This is the fact, from what I can see:
The free market world is run by greed and selfishness. People don't donate, they buy. They buy based on advertising, whether it be loud and obnoxious ads like TV & radio, or just posting a listing on eBay with the idea in mind that if you build it they will come. The ads must be honest. If not, the free market world is no longer anything of meaning, and people have no reason to keep shopping unless someone threatens their life or the life of someone they care about. But that's not free market. That's a sequel to Goodfellas. Whoever reads this and doesn't get it, I guess you should be locked up and put away from civilization. That probably won't happen though because the justice system has become too soft on crime, largely in part because society has become soft on crime, meaning that most people do not have a sharp sense of morality. People keep bending the rules until the rules no longer exist.

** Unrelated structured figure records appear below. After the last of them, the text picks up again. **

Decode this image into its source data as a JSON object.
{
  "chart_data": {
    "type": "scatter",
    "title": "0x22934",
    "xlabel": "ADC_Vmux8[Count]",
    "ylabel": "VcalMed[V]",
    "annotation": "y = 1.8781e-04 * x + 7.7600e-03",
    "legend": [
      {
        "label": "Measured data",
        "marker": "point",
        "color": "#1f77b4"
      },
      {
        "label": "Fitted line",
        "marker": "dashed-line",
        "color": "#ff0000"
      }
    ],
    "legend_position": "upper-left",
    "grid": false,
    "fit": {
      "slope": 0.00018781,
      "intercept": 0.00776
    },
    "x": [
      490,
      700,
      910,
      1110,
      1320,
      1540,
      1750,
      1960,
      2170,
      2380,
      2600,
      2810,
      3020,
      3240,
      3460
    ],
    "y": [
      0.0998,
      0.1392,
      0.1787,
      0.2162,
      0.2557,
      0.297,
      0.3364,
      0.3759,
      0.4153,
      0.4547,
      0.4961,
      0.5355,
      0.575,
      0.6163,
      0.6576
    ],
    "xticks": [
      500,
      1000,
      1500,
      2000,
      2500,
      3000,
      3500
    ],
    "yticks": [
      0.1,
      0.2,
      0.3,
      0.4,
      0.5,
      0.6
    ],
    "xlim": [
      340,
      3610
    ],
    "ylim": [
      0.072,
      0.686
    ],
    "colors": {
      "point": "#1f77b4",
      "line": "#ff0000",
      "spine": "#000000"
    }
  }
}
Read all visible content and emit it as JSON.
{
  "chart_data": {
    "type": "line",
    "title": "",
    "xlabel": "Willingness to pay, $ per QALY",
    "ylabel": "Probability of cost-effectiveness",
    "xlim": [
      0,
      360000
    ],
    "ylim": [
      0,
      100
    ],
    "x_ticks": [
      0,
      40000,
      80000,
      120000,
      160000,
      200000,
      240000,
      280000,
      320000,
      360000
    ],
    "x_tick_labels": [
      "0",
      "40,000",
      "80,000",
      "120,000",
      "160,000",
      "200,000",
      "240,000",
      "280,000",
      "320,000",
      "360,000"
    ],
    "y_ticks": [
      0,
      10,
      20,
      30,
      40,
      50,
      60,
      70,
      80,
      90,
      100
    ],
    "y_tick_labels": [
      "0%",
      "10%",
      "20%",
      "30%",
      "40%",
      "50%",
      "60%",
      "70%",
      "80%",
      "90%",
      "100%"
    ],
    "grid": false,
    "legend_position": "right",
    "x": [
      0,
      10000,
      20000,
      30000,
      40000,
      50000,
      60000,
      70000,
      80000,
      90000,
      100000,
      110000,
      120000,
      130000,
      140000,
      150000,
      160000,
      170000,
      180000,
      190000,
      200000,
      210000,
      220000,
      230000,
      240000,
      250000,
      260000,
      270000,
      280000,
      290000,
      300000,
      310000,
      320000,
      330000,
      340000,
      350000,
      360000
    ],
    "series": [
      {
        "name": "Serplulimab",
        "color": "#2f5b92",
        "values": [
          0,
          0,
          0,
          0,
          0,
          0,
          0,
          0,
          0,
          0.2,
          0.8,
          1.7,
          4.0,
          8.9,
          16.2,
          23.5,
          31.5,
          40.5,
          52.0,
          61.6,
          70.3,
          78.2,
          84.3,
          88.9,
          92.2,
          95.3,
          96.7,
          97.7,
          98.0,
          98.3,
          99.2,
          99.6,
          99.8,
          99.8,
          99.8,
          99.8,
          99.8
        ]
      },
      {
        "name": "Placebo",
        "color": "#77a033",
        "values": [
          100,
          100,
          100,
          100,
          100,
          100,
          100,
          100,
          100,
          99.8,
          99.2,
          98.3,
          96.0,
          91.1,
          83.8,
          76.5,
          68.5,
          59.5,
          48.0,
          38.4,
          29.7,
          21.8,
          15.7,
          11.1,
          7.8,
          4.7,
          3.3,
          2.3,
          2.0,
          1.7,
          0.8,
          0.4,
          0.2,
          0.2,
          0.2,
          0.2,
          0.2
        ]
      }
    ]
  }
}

But as I was saying, the free market is not The Salvation Army of ChildFund. The free market is people getting stuff they want or need in exchange for pieces of paper good for stuff the person/people selling the stuff-people-get might want or need. In a market that is as strong as the USA's, it is illogical and harmful to the strength of the market to donate if you can barely make ends meet. I only make $700/mo and I have in the past donated. The market is a very complicated puzzle that I have spent lots of time pondering. And what I'm writing here is what I have concluded. And when I say "can barely make ends meet", I mean if there's stuff you want that you can't have, buy it first, then donate if you can. Even if it's only a few cents, that can go a long way with 300 million citizens doing the same thing as dirt poor people are in countries that a lot of people in the USA have never been to.
What really bothers me, as a member of the free market, is sellers who think buyers owe them something, like Best Buy and many sellers on eBay, and a lot of your Ma & Pa stores. If someone buys something by mistake, either b/c they didn't read the fine print or b/c the product was advertised incorrectly, or a buyer ends up with something that breaks in a few months and they paid more than they would have expected to for something of such short longevity, the seller shouldn't act like the buyer promised the seller anything. Re-stocking fees do make sense if the buyer is too stupid to understand or read the "Fine Print" or the item breaks down within what the buyer insists is an unfair amount of time for the price they paid for it & the seller begs to differ. Of course, there's usually a "standard return policy" that big box retailers like WalMart, Best Buy, Target etc. have, and that should not include any sort of re-stocking fee, IMO, unless the buyer is just being wishy washy in their decision making and nonetheless opened the product and devalued it. That's not to say the stores I just mentioned HAVE re-stocking fees toward buyers who open and use something they weren't even sure why they bought, but if they did, I wouldn't complain. I would just be more careful about what I buy and why. And I don't know if WalMart & co. have any sort of exceptions to the standard return policy. They might have at one time or another, before they started waving their "extended warranty" coverage in buyer's faces, making it known that if you don't buy the extra warranty, you either need to pray that it breaks within 3 months to a year (depending on the product), or buy the warranty and know that in 3 years or whenever the extended warranty you might have bought wears out, you very well might need to buy another one of X item...kind of odd, IMO. WalMart and all the big retailer giants have basically concluded that anything you buy isn't made to last more than 3 years. Maybe 4 if you buy an expensive TV...seems kind of sad.
So, yeah...anyway; for now I have 5 star feedback on Amazon b/c they don't count seller feedback. Sellers have left me good feedback, but it didn't help my rating at all. All it does is show people that I'm not a total con artist. When you see people say that I'm difficult to deal with or some b.s. like that, just know it means that I am a buyer who does not put up with sHpit from sellers who can't keep their promises. Word.